Marcos Bridge Reopening, Tikling Junction Fiasco, And Other Motoring Stories3 min. read
SMC opposes any plans for SLEX toll reduction
San Miguel Corporation President Ramon Ang lashed out at groups calling for toll cut at South Luzon Expressway (SLEX), saying that “unwarranted” calls could damage future plans to get investment for big-ticket projects.
In a report by Inquirer.net, Ang said that the Toll Regulatory Board’s (TRB) recommendation is “unwarranted” and just a “knee-jerk reaction.”
“We understand the knee-jerk reaction is to ask for something in return for a slight inconvenience. It’s a populist idea. But I hope those pushing for this understand and see the bigger picture,” he said.
“It will make the problem worse. More vehicles will flood the expressways, and nobody will be happy because of the increasing congestion,” Ang added.
Weeks ago, the TRB formed a technical working group that studied if the horrendous traffic at SLEX due to Skyway Extension Project would warrant a toll reduction. The group suggested a refund of P44 for experience gridlock at the portions affected by the Skyway Extension Project.
Tikling Junction’s traffic light update experiment gets people talking
Last week, social media was abuzz after photos showed that the Tikling Junction in Taytay got an unnecessary upgrade: a traffic light system.
While people might think a traffic light on a “junction” is necessary, there is only one problem: Tikling Junction is a roundabout.
In a report by Visor, Taytay Traffic Management Group Ruel Lacanieta said that the traffic lights were installed as part of the municipality’s experiment in managing the sluggish traffic in the area.
Tikling Junction services motorists not just from Taytay and Antipolo but also other parts of Rizal such as Binangonan, Angono, and others who are going to Metro Manila.
After the news received widespread flak from social media, motoring personality James Deakin posted a screenshot from Taytay Mayor Joric Gacula, saying that the municipality will get support from the Rizal provincial government as well as some support from the DPWH.
Marcos Bridge reopened way ahead of its target completion date
Although the target date to finish the repair on Marcos Bridge was April 2020, the Department of Public Works and Highways (DPWH) went above and beyond to make sure the structure was usable in time for the Undas season.
The repair—which included redecking of the bridge slab, girder reinforcement, and other structural upgrades—were conducted by the agency to make the bridge “seismic-rated,” according to DPWH Mark Villar.
“Ginawa namin ‘to para maging seismic-rated bridge. Marikina is along the fault line so it’s important that we retrofit the bridge. So, we did it quickly, we really targeted to finish it by Undas even though our original schedule is April next year,” Villar said in a report by Rappler.
Marcos Bridge, which is a critical piece of infrastructure built above the Marikina River, services motorists from Marikina, Antipolo, and other parts of Rizal coming to the rest of Metro Manila. It is also situated within the West Valley Fault, which is believed to be responsible for the “Big One.”

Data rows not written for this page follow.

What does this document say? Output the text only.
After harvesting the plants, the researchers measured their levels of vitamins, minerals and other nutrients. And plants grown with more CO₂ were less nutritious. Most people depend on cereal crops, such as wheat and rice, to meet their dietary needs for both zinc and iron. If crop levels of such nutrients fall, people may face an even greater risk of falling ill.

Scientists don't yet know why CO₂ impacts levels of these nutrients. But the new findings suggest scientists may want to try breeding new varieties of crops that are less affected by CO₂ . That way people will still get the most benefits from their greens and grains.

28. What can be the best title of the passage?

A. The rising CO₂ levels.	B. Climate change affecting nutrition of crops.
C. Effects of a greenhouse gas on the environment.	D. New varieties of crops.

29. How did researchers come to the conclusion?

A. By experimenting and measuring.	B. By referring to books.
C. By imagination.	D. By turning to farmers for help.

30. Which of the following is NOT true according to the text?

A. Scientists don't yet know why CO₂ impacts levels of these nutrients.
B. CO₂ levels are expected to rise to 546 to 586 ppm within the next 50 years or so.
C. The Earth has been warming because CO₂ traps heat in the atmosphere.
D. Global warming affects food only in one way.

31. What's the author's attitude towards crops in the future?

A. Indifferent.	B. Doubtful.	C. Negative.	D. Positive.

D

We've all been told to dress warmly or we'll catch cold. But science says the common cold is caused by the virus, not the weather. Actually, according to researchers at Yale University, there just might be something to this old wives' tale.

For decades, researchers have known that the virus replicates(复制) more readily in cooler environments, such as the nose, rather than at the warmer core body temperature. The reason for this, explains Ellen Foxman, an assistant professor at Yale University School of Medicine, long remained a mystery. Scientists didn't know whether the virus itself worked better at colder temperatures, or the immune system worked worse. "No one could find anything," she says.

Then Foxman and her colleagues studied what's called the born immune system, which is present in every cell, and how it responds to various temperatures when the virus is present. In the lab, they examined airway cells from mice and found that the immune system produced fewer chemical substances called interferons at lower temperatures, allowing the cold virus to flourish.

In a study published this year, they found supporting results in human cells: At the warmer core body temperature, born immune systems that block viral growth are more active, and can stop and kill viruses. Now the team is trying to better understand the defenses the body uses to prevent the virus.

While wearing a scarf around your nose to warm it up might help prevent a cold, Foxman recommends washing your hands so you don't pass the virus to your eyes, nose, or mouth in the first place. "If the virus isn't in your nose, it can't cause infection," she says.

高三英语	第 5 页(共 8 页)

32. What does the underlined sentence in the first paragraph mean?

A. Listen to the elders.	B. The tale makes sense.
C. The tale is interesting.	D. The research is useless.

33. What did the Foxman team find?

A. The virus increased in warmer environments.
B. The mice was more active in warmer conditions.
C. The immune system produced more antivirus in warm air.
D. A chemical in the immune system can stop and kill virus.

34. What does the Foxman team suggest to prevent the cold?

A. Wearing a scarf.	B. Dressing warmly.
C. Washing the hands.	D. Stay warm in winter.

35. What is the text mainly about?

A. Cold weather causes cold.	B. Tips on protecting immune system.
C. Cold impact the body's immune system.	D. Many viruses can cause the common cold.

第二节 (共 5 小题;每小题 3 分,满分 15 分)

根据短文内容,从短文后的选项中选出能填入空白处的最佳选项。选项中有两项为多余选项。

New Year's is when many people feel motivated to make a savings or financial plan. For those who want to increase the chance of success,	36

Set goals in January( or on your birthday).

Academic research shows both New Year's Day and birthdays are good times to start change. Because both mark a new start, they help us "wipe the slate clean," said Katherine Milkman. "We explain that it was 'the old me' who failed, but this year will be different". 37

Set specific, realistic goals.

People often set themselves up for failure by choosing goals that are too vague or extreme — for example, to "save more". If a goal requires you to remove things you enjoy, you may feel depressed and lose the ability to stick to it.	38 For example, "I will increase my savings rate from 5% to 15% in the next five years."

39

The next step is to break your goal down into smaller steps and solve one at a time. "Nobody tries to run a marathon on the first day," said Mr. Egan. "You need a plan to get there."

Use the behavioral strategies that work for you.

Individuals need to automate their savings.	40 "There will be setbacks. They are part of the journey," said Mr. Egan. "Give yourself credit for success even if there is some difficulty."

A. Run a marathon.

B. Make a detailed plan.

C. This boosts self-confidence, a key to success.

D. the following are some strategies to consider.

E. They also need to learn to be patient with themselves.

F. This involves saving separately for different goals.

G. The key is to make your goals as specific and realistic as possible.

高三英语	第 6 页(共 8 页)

“As an integral access to Quezon City from the east of Rizal province, rehabilitation works on the bridge after its 40 years of service are necessary to ensure the safety and convenience of the public,” Villar added.
Waze: Metro Manila is the world’s worst place for drivers
Once again, Metro Manila nabs the first place in Waze’s list of worst cities to drive in the world.
According to the social navigation app, the snail-paced vehicular movement in the country’s capital caused cars to take 4.88 minutes to cover one kilometer. The country outdid other congested countries like Colombia, Indonesia, Israel, and Brazil.
In a report by Bloomberg, Waze country lead Sarah Rodriguez said the worst is yet to come as the app expects more distance will be covered by its users during the tailend of the year due to the holiday season. Around 16 percent increase in distance driven and 10 percent spike in users is to be expected before the year ends.